Q: We represent a seller who has agreed to credit buyer “$20,000 for non-recurring and recurring closing costs.” We now have a dispute over what is covered. Buyer wants seller to pay for prepaid interest and prepaid property taxes required by the lender, which seller disputes. Buyer also wants seller to pre-pay HOA dues for six months after COE, a home warranty (not mentioned in the purchase agreement) and a move-in fee that the HOA charges buyers when they move into the unit; all of which my seller does not believe should be his obligation. What is the definition of Non-Recurring and Recurring Closing Costs?

A. Unfortunately, there is no one place you can look to find a definition of recurring and non-recurring closing costs. If a court were involved in making such a decision, it would rely on expert testimony from experienced escrow officers as to the standard of practice with regard to this issue. Escrow companies generally will state:

Non-Recurring Closing Costs (“NRCC”): These are items that are charged only once and are REQUIRED by either the contract, lender, HOA, title and/or escrow company.

Recurring Closing Costs (“RCC”): Any item REQUIRED to be paid through escrow that would be a recurring type charge. This would include any prorations that are a charge (debit) to buyer, any fees that lender requires to be pre-paid, etc.

With respect to the items that the seller disputes, if the buyer’s lender requires prepaid interest and prepaid taxes, that would be a legitimate RCC. A move-in charge required by the HOA would be a legitimate NRCC.

Charges for HOA monthly dues for a period of time after the COE would not be a REQUIRED RCC unless for some reason the HOA is requiring that payment at COE. An optional home warranty that buyer wants — but did not specify as a seller obligation to pay for in the Purchase Agreement — this would not be a legitimate NRCC.

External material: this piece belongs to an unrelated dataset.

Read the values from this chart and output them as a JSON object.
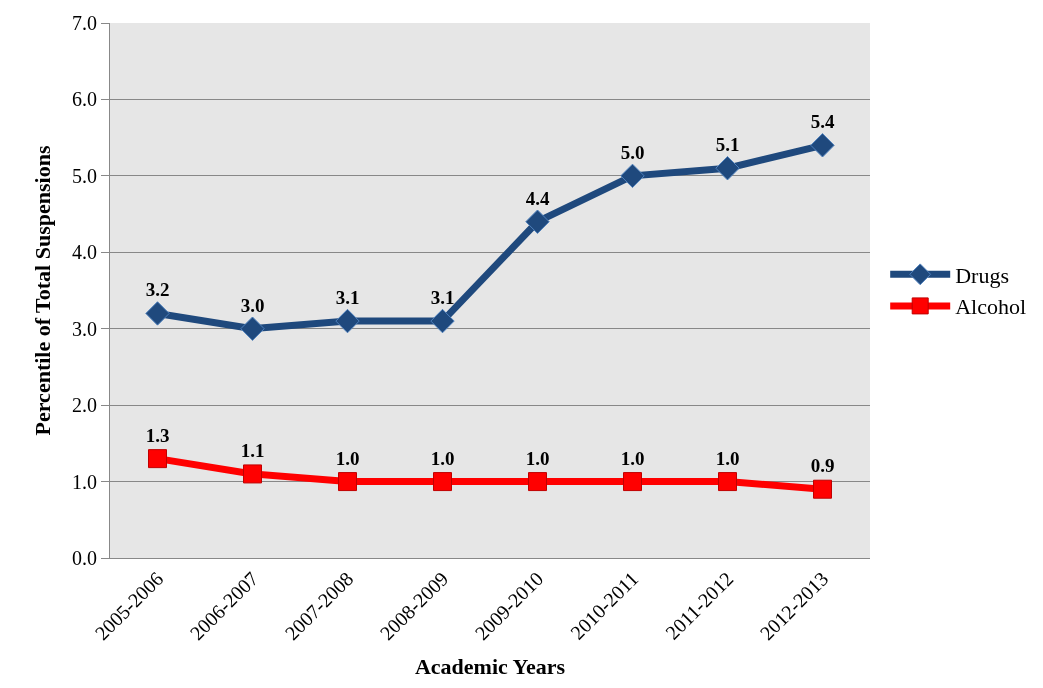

Regardless of whether any of the requested credits fall within the definition of a NRCC or RCC, the total amount of credits paid to buyer from any source, must not exceed the lender’s limit on credits. A reminder of that federal lending requirement is in Paragraph 3J (5) of the C.A.R. Purchase Agreement (and will be in the “soon to be released” 2018 PRDS® Contract). Thus, if the amount that the lender will allow for buyer credits is below the amount of credits requested in the Purchase Agreement, then the lender’s limit controls the amount of credits.

PRACTICE TIPS

1. If you are going to make closing costs a credit in a transaction, it would be best to identify whether you are including NRCC, RCC or both.

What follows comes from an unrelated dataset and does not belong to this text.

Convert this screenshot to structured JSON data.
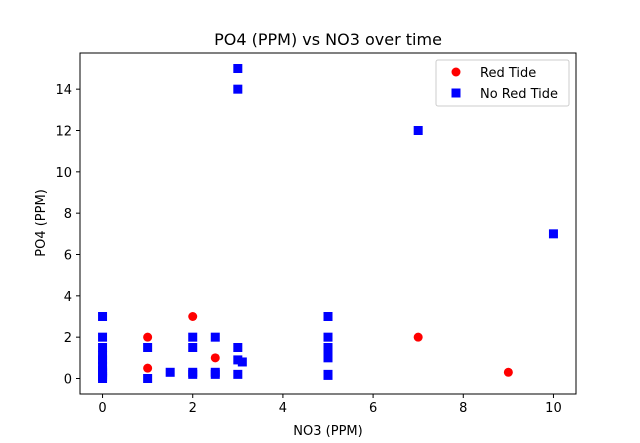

2. It would also be best to specify that the closing costs are those REQUIRED to be paid, e.g., “Seller shall credit up to $20,000 to buyer for NRCC required to be paid at close of escrow.”

3. LISTING AGENTS: It is also wise to state that seller will credit “up to” a specific amount or the actual required closing costs whichever amount is less. For example: Seller shall credit Buyer up to $20,000 for Non-Recurring Closing Costs (“NRCC”) or the actual amount of required closing costs, whichever is less.

4. Regardless of who you represent: Before any agreement is reached on credits to Buyer for any issue, the best practice is to determine the maximum amount of credits that the Buyer’s lender will allow since the Parties cannot agree to an amount which exceeds the lender’s limits (whether paid in or outside of escrow).

This Weekly Practice Tip an attorney client privileged document and is for the exclusive use of clients of Broker Risk Management and their agents. It may not be reproduced or distributed without the express written consent of Broker Risk Management. The advice and recommendations contained herein are not necessarily indicative of standards of care in the industry, but rather are intended to suggest good risk management practices.